MetaPepticon: An Automated Pipeline for Anticancer Peptide Prediction from Shotgun Metagenomics Datasets


Erözden A. A., Tavşanlı N., Demirel G., Şanlı N. Ö., Çalışkan M., Arıkan M.

The 17th International Symposium on Health Informatics and Bioinformatics, İstanbul, Turkey, 18 - 20 December 2024, pp.31, (Summary Text)

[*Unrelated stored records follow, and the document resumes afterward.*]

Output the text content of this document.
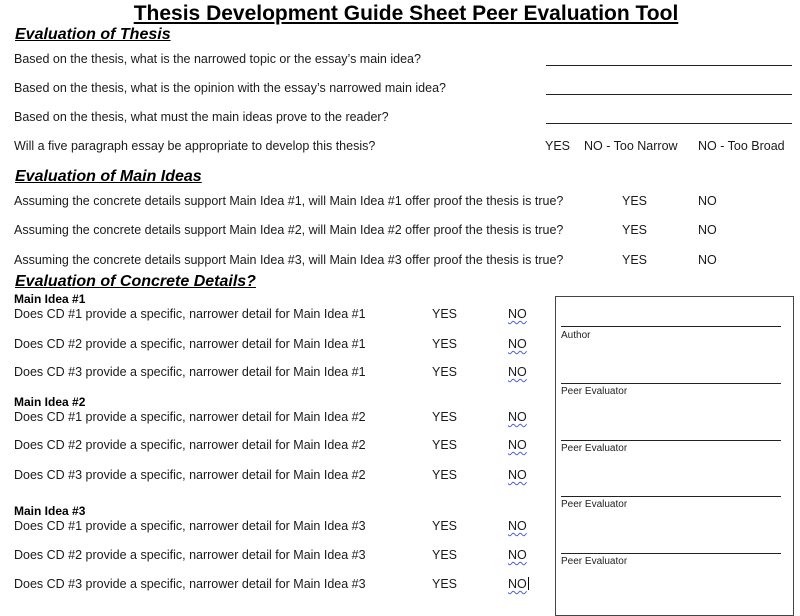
Thesis Development Guide Sheet Peer Evaluation Tool
Evaluation of Thesis
Based on the thesis, what is the narrowed topic or the essay’s main idea?
Based on the thesis, what is the opinion with the essay’s narrowed main idea?
Based on the thesis, what must the main ideas prove to the reader?
Will a five paragraph essay be appropriate to develop this thesis?	YES NO - Too Narrow NO - Too Broad
Evaluation of Main Ideas
Assuming the concrete details support Main Idea #1, will Main Idea #1 offer proof the thesis is true?	YES	NO
Assuming the concrete details support Main Idea #2, will Main Idea #2 offer proof the thesis is true?	YES	NO
Assuming the concrete details support Main Idea #3, will Main Idea #3 offer proof the thesis is true?	YES	NO
Evaluation of Concrete Details?
Main Idea #1
Does CD #1 provide a specific, narrower detail for Main Idea #1	YES	NO
Does CD #2 provide a specific, narrower detail for Main Idea #1	YES	NO
Does CD #3 provide a specific, narrower detail for Main Idea #1	YES	NO
Main Idea #2
Does CD #1 provide a specific, narrower detail for Main Idea #2	YES	NO
Does CD #2 provide a specific, narrower detail for Main Idea #2	YES	NO
Does CD #3 provide a specific, narrower detail for Main Idea #2	YES	NO
Main Idea #3
Does CD #1 provide a specific, narrower detail for Main Idea #3	YES	NO
Does CD #2 provide a specific, narrower detail for Main Idea #3	YES	NO
Does CD #3 provide a specific, narrower detail for Main Idea #3	YES	NO
Author
Peer Evaluator
Peer Evaluator
Peer Evaluator
Peer Evaluator
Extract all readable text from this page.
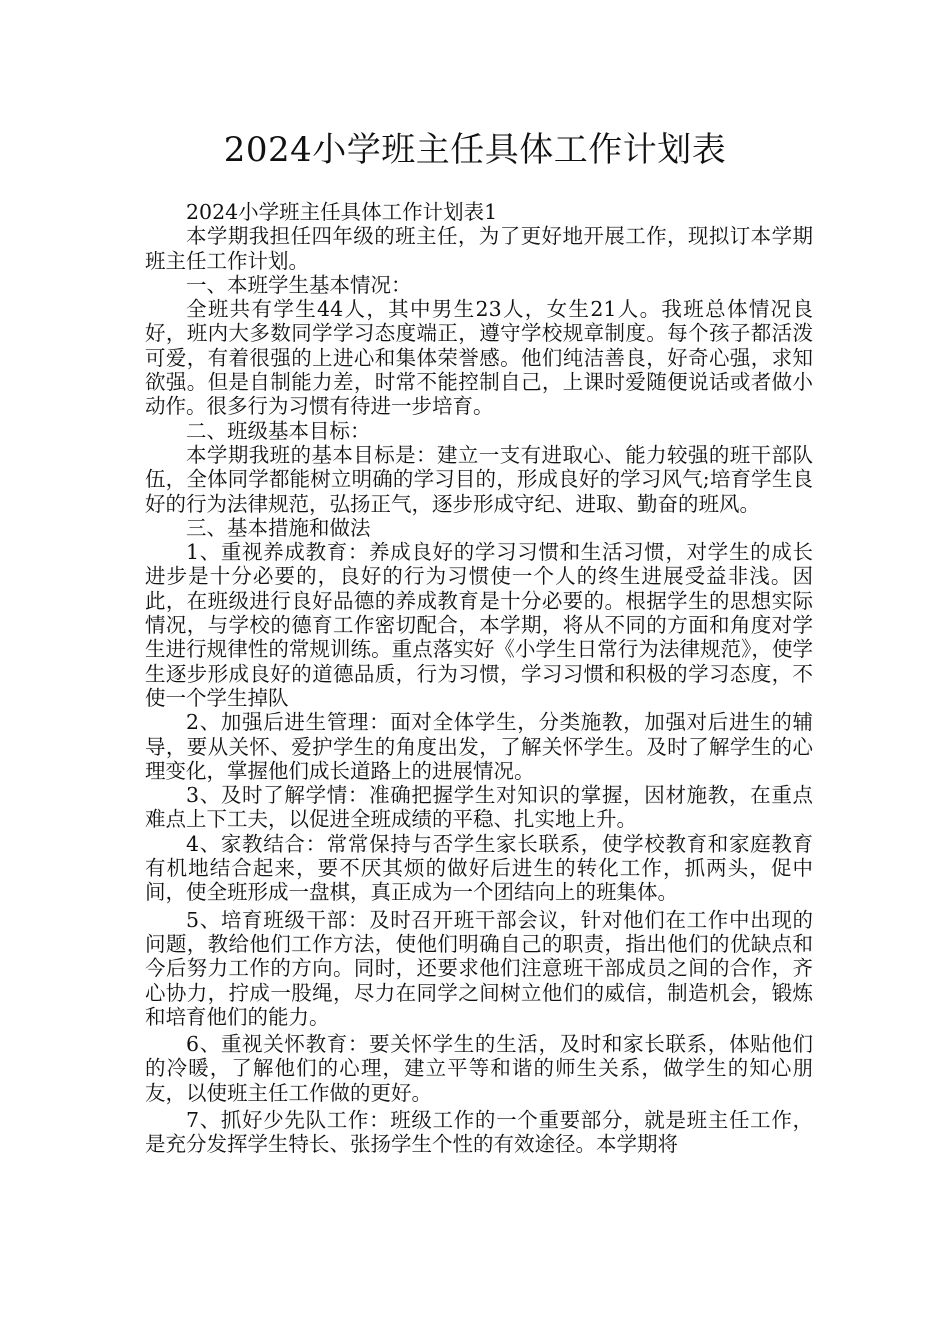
2024小学班主任具体工作计划表

2024小学班主任具体工作计划表1

本学期我担任四年级的班主任，为了更好地开展工作，现拟订本学期班主任工作计划。

一、本班学生基本情况：

全班共有学生44人，其中男生23人，女生21人。我班总体情况良好，班内大多数同学学习态度端正，遵守学校规章制度。每个孩子都活泼可爱，有着很强的上进心和集体荣誉感。他们纯洁善良，好奇心强，求知欲强。但是自制能力差，时常不能控制自己，上课时爱随便说话或者做小动作。很多行为习惯有待进一步培育。

二、班级基本目标：

本学期我班的基本目标是：建立一支有进取心、能力较强的班干部队伍，全体同学都能树立明确的学习目的，形成良好的学习风气;培育学生良好的行为法律规范，弘扬正气，逐步形成守纪、进取、勤奋的班风。

三、基本措施和做法

1、重视养成教育：养成良好的学习习惯和生活习惯，对学生的成长进步是十分必要的，良好的行为习惯使一个人的终生进展受益非浅。因此，在班级进行良好品德的养成教育是十分必要的。根据学生的思想实际情况，与学校的德育工作密切配合，本学期，将从不同的方面和角度对学生进行规律性的常规训练。重点落实好《小学生日常行为法律规范》，使学生逐步形成良好的道德品质，行为习惯，学习习惯和积极的学习态度，不使一个学生掉队

2、加强后进生管理：面对全体学生，分类施教，加强对后进生的辅导，要从关怀、爱护学生的角度出发，了解关怀学生。及时了解学生的心理变化，掌握他们成长道路上的进展情况。

3、及时了解学情：准确把握学生对知识的掌握，因材施教，在重点难点上下工夫，以促进全班成绩的平稳、扎实地上升。

4、家教结合：常常保持与否学生家长联系，使学校教育和家庭教育有机地结合起来，要不厌其烦的做好后进生的转化工作，抓两头，促中间，使全班形成一盘棋，真正成为一个团结向上的班集体。

5、培育班级干部：及时召开班干部会议，针对他们在工作中出现的问题，教给他们工作方法，使他们明确自己的职责，指出他们的优缺点和今后努力工作的方向。同时，还要求他们注意班干部成员之间的合作，齐心协力，拧成一股绳，尽力在同学之间树立他们的威信，制造机会，锻炼和培育他们的能力。

6、重视关怀教育：要关怀学生的生活，及时和家长联系，体贴他们的冷暖，了解他们的心理，建立平等和谐的师生关系，做学生的知心朋友，以使班主任工作做的更好。

7、抓好少先队工作：班级工作的一个重要部分，就是班主任工作，是充分发挥学生特长、张扬学生个性的有效途径。本学期将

  • Publication Type: Conference Paper / Summary Text
  • City: İstanbul
  • Country: Turkey
  • Page Numbers: pp.31
  • Istanbul University Affiliated: Yes

Abstract

Since their first discovery, peptides that specifically target and impose cytotoxicity upon cancer cells have provided a promising field of research for therapeutic applications against cancer. The goal to discover these anticancer peptides presents novel research opportunities, and the number of studies on these peptides has been growing at an accelerating pace. Shotgun metagenomics datasets hold great potential as extensive sources for the discovery of anticancer peptides. As these datasets withhold great amounts of data, in silico detection tools are required for fast, efficient, and accurate anticancer peptide detection. Here, we present the MetaPepticon, a bioinformatics pipeline that accepts the raw shotgun metagenomic data as input and outputs anticancer peptide candidates. MetaPepticon utilizes a consensus approach that incorporates multiple anti-cancer peptide prediction tools with distinct algorithms and methodologies, thereby identifying overlapping anticancer peptide candidates with the highest prediction scores across multiple tools. Furthermore, it checks the overall highest scored sequences for potential toxicity and scores any potentially toxic peptides. Ultimately, MetaPepticon provides a selection of peptides that exhibit the highest prediction scores alongside the lowest toxicity scores, providing researchers with optimized candidates for further investigation. Moreover, MetaPepticon provides user with the flexibility to select parameters, such as the number of overlapping predictions or best scored peptides across multiple tools. MetaPepticon provides a reproducible, flexible, end-to-end standardized workflow for the prediction of anticancer peptide candidates from shotgun metagenomics datasets. By integrating a consensus approach, it enhances prediction consistency and enables the discovery of novel anti-cancer peptide candidates from a variety of environmental microbiome samples.